One surge yet to arrive in Westeros is the cannon. In Europe they were already in use by the time of Crecy in 1345, which would put them well within the technological ambit of Westerosi conflict.
Yet another is banking, which is a necessary condition for investment in building technological capacity; without banks to create money, Westeros is likely to be in a permanent state of monetary shortage with corresponding lack of investment.
The closest thing Game of Thrones has to modern banking is across the sea in Essos, where the Iron Bank of Braavos provides finance for clients across the world. The bank has a modern-day parallel: like the IMF, it has acquired a reputation for engineering regime change when it believes debts might not be repaid. As the books illustrate, financial power leads to political influence:
When princes defaulted on their debts to lesser banks, ruined bankers sold their wives and children into slavery and opened their own veins. When princes failed to repay the Iron Bank, new princes sprang up from nowhere and took their thrones.
However, the Iron Bank’s main interest is in sovereign banking which doesn’t necessarily stimulate the economy: in Robert Baratheon’s reign such loans went largely towards useless pageants and tournaments. The Bank ignores the mundane everyday lending to business that funds activity and investment.
Perhaps a bigger part of the puzzle is why competition among the High Lords doesn’t fuel armed development and in turn the development of military industrial complexes in the seven kingdoms. But Westeros hasn’t always been the war-torn region depicted in Game of Thrones: for the past few centuries the Targaryen kings and their weapons of mass destruction – dragons – kept the individual kingdoms from developing these capacities. There is an interesting non-European parallel here with China, where innovation was held back by a succession of dynasties that wished to prevent threats to the central control.
Industrial growth also requires energy. Coal, more efficient than peat or wood, provided the fuel for the industrial revolution and there is no evidence coal or other fossil fuels exist in Westeros or beyond. The ability to put great engines to work might be beyond even an industrialising Seven Kingdoms.
But beside this, Westeros has labour, plenty of land, a banking industry of sorts and presumably similar resources to 18th-century Europe. It seems most of the conditions are in place for a series of technological surges. So why hasn’t it broken out of the middle ages?
The knowledge economy
The lack of development in Westeros is ultimately explained by the way knowledge is hoarded by one group of people.
In Europe, industrialisation depended on the dissemination of ideas. The more know-how was spread widely, the more people could hear of an innovation and could copy or improve it, building an accelerating cycle of technological development.
In Westeros however, technological innovations are locked up in one institution: The Citadel, home to an order of scholars known as the Maesters (think Maester Luwin of Winterfell who guarded Bran and Rickon, or Grand Maester Pycelle of the court in King’s Landing).

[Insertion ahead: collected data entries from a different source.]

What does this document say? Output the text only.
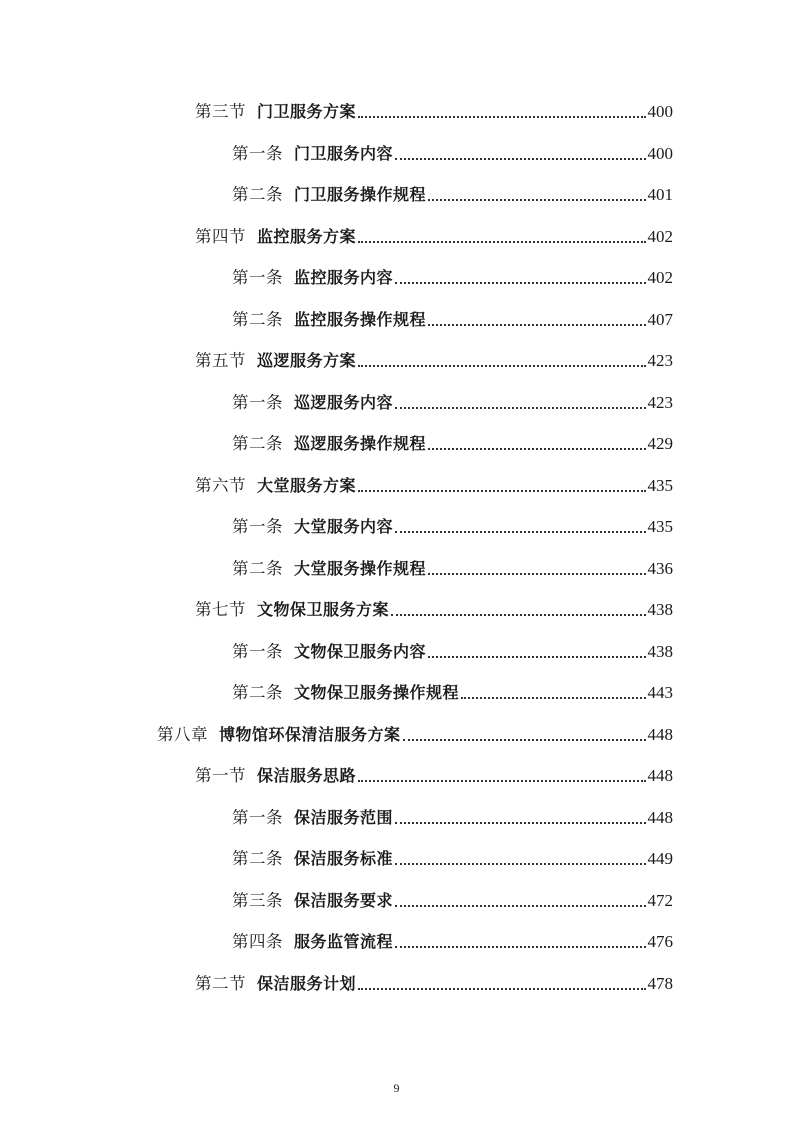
第三节 门卫服务方案	400
第一条 门卫服务内容	400
第二条 门卫服务操作规程	401
第四节 监控服务方案	402
第一条 监控服务内容	402
第二条 监控服务操作规程	407
第五节 巡逻服务方案	423
第一条 巡逻服务内容	423
第二条 巡逻服务操作规程	429
第六节 大堂服务方案	435
第一条 大堂服务内容	435
第二条 大堂服务操作规程	436
第七节 文物保卫服务方案	438
第一条 文物保卫服务内容	438
第二条 文物保卫服务操作规程	443
第八章 博物馆环保清洁服务方案	448
第一节 保洁服务思路	448
第一条 保洁服务范围	448
第二条 保洁服务标准	449
第三条 保洁服务要求	472
第四条 服务监管流程	476
第二节 保洁服务计划	478
9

The Maesters sit on the only trove of scientific knowledge in Westeros. Alongside the nobility, they are among the very few able to read and write. Members are embedded within almost all of the castles and great houses of the Kingdom and they seem at this point to be using their control of information and the Raven Net communication system to cultivate their influence.
So ultimately it may take a political shake-up for the Game of Thrones universe to catch up with 18th-century Europe. Breaking up the feudal system with its attendant absurdities would help – after all, a mid-ranking Lord would be ill-advised to attract attention by developing machinery.
And just as the 16th-century Reformation broke the church’s near-monopoly on education and paved the way for future technological advances, so Westeros must reform its Maesters.
Until the Maesters are taken on and education becomes widespread, Westeros is doomed to stay in the same High Medieval rut. Good news for fans of high fantasy, bad news for the characters trapped in it. Winter is coming and it would be nice if they had central heating.